No matter what, both parents (bio and step) should be a united front with the best interests of the children the main priority. JMHO
 
poohandwendy said:
That is really sad, have you considered counselling as a last ditch effort to save your marriage? Not sure it would make any difference, but it might be worth a shot. Good luck to you!

She doesn't believe in it.

I hope and wish everyone on these postings could get along with their step children/step parents or vice versa.
 
Orthotech said:
She doesn't believe in it.

I hope and wish everyone on these postings could get along with their step children/step parents or vice versa.
Sorry to hear that, I wish you luck in dealing with this. Sounds like you are between a rock and a hard place. {{{HUGS}}}
 
poohandwendy said:
I would agree with you if the children are young, but the OP is talking about a 16 yo. If they married within the last few years (during his adolescence), I think her being a disciplinarian would likely be ineffective.

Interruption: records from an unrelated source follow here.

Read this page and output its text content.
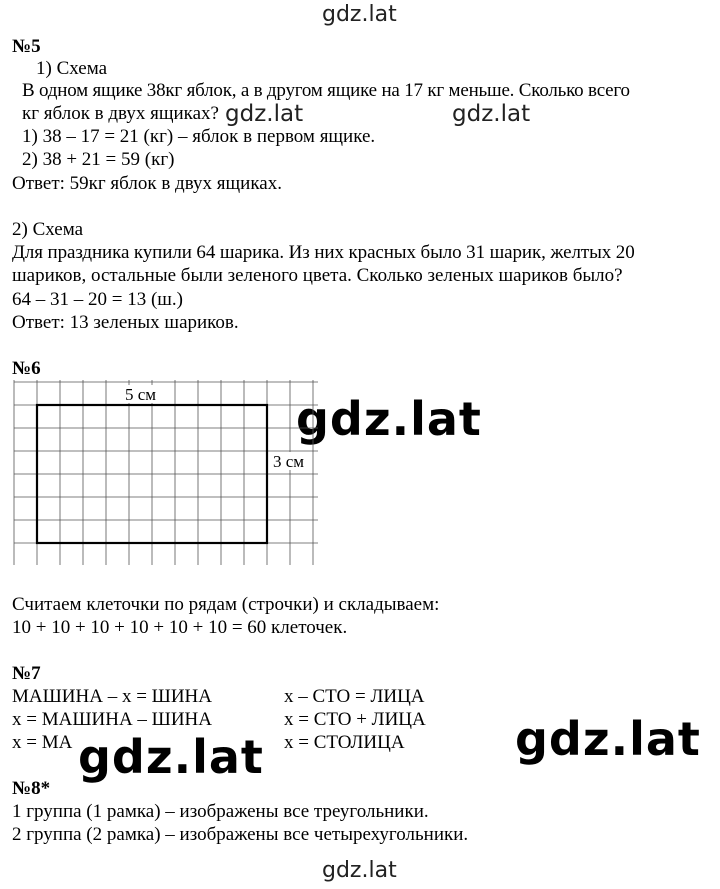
gdz.lat
gdz.lat	gdz.lat
gdz.lat
gdz.lat
gdz.lat
gdz.lat
№5
1) Схема
В одном ящике 38кг яблок, а в другом ящике на 17 кг меньше. Сколько всего
кг яблок в двух ящиках?
1) 38 – 17 = 21 (кг) – яблок в первом ящике.
2) 38 + 21 = 59 (кг)
Ответ: 59кг яблок в двух ящиках.
2) Схема
Для праздника купили 64 шарика. Из них красных было 31 шарик, желтых 20
шариков, остальные были зеленого цвета. Сколько зеленых шариков было?
64 – 31 – 20 = 13 (ш.)
Ответ: 13 зеленых шариков.
№6
5 см
3 см
Считаем клеточки по рядам (строчки) и складываем:
10 + 10 + 10 + 10 + 10 + 10 = 60 клеточек.
№7
МАШИНА – х = ШИНА
х = МАШИНА – ШИНА
х = МА
х – СТО = ЛИЦА
х = СТО + ЛИЦА
х = СТОЛИЦА
№8*
1 группа (1 рамка) – изображены все треугольники.
2 группа (2 рамка) – изображены все четырехугольники.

No matter what, both parents (bio and step) should be a united front with the best interests of the children the main priority. JMHO

I was in my teens when I got a step mom... and to be honest, if she had not disciplined me I probably would have done what I am reading about here.. taken advantage of her....
 
I've never been a step parent, but I wanted to give you a :grouphug:

My mother met and married my step father when I was in 5th grade and I HATED him with a passion. I was a bratty kid really, but at that time, I don't think he really tried too hard to win us over either. It took a long time, but him and I became closer than I could have ever been with my real father. We buried him in '96, but way before that time, he was no longer considered my step dad at all. I will always consider him to be my father.

You hang in there. It might take a while, but I bet he will eventually come around if you don't give up on him. I'm glad my step daddy didn't give up on me.